At right, is the right side of the house. The trees used to mark the edge of the outfield when we played softball at the family gatherings. They also were my starting point when I ran and sometimes rolled with lassie's seven pups up and down the hill.

 
 
 
   
  To the left of the house was the most depressing site. Gone were the yummy blackberry patch, all the apple trees, a whole row of plum trees, the crab apple tree, the rhubarb and asparagus that grew in the yard, and the strawberry patch that grew beside the plum trees. I remember one autumn when Rex came out with this large machine that harvested all the apple trees then took 'em and mashed 'em all into cider which we funneled out of a metal bin into milk jugs. To the right is the old shed beside which we kept lassie's doghouse.  
 
 
   
  At left, the back of the house. This picture was taken from what the edge of what used to be the garden, the edge where the yard gave way to rows of corn that grew at least a foot taller than I, not counting their yellow tassles.

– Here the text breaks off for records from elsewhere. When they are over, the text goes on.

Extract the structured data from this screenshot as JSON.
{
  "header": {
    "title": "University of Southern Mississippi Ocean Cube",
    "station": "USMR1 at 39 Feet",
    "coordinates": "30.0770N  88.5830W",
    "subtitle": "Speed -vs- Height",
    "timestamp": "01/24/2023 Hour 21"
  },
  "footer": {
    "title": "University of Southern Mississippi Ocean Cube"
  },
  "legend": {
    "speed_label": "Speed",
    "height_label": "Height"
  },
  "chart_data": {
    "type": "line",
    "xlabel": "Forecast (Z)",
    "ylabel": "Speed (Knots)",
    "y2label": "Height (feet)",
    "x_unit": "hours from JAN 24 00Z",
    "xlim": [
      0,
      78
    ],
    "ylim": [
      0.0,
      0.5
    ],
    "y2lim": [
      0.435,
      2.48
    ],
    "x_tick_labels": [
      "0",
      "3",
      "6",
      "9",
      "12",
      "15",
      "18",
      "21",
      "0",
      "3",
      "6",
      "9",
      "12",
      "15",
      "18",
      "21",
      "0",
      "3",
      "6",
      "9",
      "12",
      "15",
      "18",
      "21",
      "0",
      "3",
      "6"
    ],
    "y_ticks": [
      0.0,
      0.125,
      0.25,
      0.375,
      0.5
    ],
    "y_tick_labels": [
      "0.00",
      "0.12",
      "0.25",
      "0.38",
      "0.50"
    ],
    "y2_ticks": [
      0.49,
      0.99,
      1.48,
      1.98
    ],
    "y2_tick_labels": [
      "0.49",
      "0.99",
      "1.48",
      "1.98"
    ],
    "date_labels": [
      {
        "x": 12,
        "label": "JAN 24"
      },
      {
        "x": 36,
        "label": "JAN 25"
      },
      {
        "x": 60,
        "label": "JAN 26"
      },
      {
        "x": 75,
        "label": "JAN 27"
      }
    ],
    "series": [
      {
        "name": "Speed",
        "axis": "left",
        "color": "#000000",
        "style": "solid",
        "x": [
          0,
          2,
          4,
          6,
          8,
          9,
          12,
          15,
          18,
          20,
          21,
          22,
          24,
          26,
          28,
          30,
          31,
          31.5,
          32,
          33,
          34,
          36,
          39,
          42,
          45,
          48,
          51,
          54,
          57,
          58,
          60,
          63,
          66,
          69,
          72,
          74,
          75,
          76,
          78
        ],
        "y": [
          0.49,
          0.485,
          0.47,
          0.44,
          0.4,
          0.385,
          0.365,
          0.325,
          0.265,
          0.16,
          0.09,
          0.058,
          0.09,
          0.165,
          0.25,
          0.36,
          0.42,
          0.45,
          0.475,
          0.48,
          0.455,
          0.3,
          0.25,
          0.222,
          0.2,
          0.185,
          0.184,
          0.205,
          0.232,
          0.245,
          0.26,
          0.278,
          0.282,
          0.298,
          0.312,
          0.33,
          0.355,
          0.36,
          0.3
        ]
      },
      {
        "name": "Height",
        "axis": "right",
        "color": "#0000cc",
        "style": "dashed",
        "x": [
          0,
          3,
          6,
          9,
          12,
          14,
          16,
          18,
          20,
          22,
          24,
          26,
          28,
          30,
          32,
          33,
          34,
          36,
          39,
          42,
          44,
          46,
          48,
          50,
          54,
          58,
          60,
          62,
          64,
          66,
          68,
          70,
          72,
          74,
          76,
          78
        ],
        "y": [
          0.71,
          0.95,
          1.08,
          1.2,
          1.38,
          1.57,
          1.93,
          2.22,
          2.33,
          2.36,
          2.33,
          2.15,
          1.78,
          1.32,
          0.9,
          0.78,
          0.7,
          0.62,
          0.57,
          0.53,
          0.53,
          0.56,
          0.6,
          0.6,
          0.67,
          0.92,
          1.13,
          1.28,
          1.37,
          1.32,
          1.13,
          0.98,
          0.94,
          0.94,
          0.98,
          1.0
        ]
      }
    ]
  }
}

At right, the cornfield behind the house and then the woods through which Deer Creek ran. In summer, I would walk through rows of corn to the edge of the woods, but I was never allowed to go into the woods unsupervised.

 
 
 
   
  At left, Deer Creek in September, its shallow, lazy waters choked with leaves, as all the trees are dropping their autumn leaves. I remember my uncle Bill, a forestry student at the time in Purdue, would take me into these woods and identify for me every tree and shrub. Then he'd find an island to wade out to and lay down on the mossy rocks. I played hooky a day in November after the first good snow. Here is the lane, this time lightly covered in a layer of snow. This is what I saw many days when I leapt off the school bus in winter.  
 
 
   
  The front of the house in winter, when everything is greyish-white and there is no contrast, to separate the wide grey sky that seems to have blanketed the land like the light covering of snow. Behind the house, the obvious signs of a plow trail lead down the slope of the land to the woods. Bundled up in my winter coat and gloves, I walked down this path to see how the woods had changed in winter. From the bottom I look back and remember the large barn that once stood to the side of the house...the haylofts I used to hide in.  
 
 
   
  Deer Creek. One summer my father and I found a tree that had fallen over and caught itself in the branches of another tree. With sticks and branches weaved together, we spent several days in the woods constructing a three-sided shelter we meant to camp in that winter. My parents' divorce later that year changed all that. Walking back in winter, I found that lean-to, preserved enough for me to know what it had been...or at least what we had intended it to be. To a stranger, it might appear odd,  but nothing more.  
 
 
   
  At left, stretching upward into the grey, winter sky, a tall sycamore tree lifts its branches high above the other trees of the small woods. Sycamores, if you haven't seen them, are lovely in winter. Their grey-and-white-splotched limbs, splay outward and upwards like hands with many fingers tipped in snow. Their trunks reach out like spindly, twisted  arms thrust up from the ground. They are perfectly camouflaged like the Stuka planes I used to paint with grey and white Testor's paints, or the nazi soldiers fighting in Stalingrad that I used to move across hexed boards, and whose fates I determined with rolls of dice, all thanks to the genius of Avalon Hill and games like The Russian Campaign. Every time I see this picture, I am reminded of that silly Jim Nabor's song "Back Home Again in Indiana" that they get him to sing to start off every Indy 500 race.